Como chegamos a este projeto? Foi fruto de um lento processo comunitário. Dois elementos se cruzaram para chegar a esta pista. O primeiro foi a preocupação de guardar uma zona de silêncio e de natureza à volta da Abadia. A comunidade tinha mudado de lugar há 10 anos, por causa do crescimento da cidade em que a Abadia estava antes. Não queríamos voltar a viver esse mesmo tipo de cenário, o que não é muito fácil num país com forte densidade populacional. Os campos de milho vizinhos da nossa Abadia eram um risco para a nossa solidão. Surgiu a oportunidade de comprar esse terreno, e vimos nisso um apelo. Ao mesmo tempo a nossa economia monástica estava num desequilíbrio estrutural, que exigia uma solução. Eis os ingredientes de base do projeto. À primeira vista a ideia de fazer um cemitério parece esquisito. E depois nós nem sabíamos bem do que estávamos falando. Mas pouco a pouco nos informamos, visitamos outros lugares aonde já existia esse tipo de projeto, dialogamos juntas sobre a possibilidade. Depois das primeiras reações de rejeição diante da ideia de morar ao lado de um cemitério, surgiram outros argumentos: Laudato Si, a ecologia, uma nova relação com a morte e com os modos de enterrar, a partilha da nossa propriedade, ‘ter sempre a morte diante dos olhos’, como dia Regra de São Bento no cap. 4, o testemunho da nossa fé na ressurreição, e finalmente, para nós cistercienses, a ligação contemporânea com a terra e sua gestão. Também tivemos de refletir sobre nossa identidade católica, no coração de uma região protestante. O cemitério não é um cemitério católico, tal como nossa hospedaria que é aberta a todos. No entanto afirmamos claramente nossa identidade cristã e católica. As pessoas que querem ser enterradas aqui têm de respeitar isso, tal como os hóspedes têm de respeitar o nosso modo de agir na hospedaria.

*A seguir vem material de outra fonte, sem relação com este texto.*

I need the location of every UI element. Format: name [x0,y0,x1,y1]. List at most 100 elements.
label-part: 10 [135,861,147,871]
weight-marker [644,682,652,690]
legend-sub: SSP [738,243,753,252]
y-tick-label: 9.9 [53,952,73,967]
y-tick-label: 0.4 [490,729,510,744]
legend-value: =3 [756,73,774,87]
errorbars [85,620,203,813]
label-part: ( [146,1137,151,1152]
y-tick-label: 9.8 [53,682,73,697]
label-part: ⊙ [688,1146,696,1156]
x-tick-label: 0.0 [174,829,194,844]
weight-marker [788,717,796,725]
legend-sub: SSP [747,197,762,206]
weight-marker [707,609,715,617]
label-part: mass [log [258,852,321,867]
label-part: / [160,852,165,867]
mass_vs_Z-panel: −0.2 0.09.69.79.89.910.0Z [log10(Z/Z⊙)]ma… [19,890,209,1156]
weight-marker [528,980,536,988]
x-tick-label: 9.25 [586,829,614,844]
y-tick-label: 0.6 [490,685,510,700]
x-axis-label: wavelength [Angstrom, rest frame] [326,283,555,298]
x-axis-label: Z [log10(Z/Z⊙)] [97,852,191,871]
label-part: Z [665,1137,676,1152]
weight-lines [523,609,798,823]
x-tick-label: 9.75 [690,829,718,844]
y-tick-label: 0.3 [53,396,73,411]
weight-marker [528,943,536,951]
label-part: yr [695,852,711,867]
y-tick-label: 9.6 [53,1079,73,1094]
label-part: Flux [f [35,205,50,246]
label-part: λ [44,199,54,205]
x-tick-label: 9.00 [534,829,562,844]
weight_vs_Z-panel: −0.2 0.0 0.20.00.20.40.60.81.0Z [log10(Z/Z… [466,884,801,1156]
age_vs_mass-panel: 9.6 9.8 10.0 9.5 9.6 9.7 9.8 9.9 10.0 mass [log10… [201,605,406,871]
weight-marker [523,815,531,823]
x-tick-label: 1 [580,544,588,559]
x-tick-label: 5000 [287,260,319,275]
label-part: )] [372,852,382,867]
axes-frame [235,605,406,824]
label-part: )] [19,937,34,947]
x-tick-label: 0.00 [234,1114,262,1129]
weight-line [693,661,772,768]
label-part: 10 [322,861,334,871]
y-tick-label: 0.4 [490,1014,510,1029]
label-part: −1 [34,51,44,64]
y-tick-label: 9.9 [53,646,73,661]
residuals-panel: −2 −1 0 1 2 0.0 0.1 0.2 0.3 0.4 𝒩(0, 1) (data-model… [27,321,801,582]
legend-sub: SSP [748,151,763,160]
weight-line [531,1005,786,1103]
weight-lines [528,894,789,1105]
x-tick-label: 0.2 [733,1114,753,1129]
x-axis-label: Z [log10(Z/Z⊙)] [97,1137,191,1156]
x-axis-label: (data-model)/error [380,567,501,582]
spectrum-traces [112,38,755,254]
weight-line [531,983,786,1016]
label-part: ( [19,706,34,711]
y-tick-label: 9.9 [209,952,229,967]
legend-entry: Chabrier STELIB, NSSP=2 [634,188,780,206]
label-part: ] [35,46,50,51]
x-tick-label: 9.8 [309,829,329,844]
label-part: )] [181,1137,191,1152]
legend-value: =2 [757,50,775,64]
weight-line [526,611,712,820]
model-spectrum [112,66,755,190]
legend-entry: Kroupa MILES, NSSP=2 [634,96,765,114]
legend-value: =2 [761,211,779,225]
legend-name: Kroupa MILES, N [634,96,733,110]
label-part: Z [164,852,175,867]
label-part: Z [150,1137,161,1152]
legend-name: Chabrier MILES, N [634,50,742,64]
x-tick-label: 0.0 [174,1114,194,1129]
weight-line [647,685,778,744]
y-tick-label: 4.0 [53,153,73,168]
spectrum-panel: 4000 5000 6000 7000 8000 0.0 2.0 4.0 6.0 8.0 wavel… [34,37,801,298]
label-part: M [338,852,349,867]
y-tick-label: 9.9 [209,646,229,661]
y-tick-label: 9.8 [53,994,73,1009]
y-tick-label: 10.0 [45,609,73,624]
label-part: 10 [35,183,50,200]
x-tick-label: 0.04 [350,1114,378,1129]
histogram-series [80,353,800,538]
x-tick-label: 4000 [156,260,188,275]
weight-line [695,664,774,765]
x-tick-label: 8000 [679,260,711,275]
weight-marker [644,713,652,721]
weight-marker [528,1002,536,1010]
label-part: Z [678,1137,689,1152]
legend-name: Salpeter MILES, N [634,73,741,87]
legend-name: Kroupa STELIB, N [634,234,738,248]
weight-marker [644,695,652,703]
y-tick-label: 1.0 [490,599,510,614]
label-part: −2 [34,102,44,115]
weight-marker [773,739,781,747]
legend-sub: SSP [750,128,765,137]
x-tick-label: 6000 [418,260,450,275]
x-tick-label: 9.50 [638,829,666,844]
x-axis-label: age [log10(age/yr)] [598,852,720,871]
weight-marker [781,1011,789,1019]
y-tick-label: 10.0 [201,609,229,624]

Apesar do mundo altamente secularizado em que vivemos, as pessoas são sensíveis ao nosso testemunho por meio deste projeto. Para eles e para suas famílias é um modo de entrar em contato com a Abadia.

Koningsakker abriu suas portas, se se pode dizer assim, no dia 1º de setembro 2019. Em todo o país há um verdadeiro interesse por esta forma nova de cemitério e pelo processo para o pôr em prática. Isto confirmou a escolha que fizemos. No entanto precisa-se agora acompanhar, de perto, este projeto, ver o que acontece, adaptar a fórmula aos pedidos recebidos e aos nossos objetivos. A comunidade viveu uma experiência muito construtiva. Vivemos isto como um testemunho de nossa fé na ressurreição, no coração de uma posição ecológica, contemporânea. Trabalhamos em colaboração com o pessoal do setor. O cemitério é gerido por leigos, mas nós asseguramos uma presença discreta no local. Rezamos particularmente pelos que estão enterrados no nosso cemitério. Embora pareça paradoxal, o desenrolar deste processo, que foi pesado, vivificou a nossa vida comunitária e nos uniu à volta de um projeto inovador, arriscado, mas que já está dando frutos.’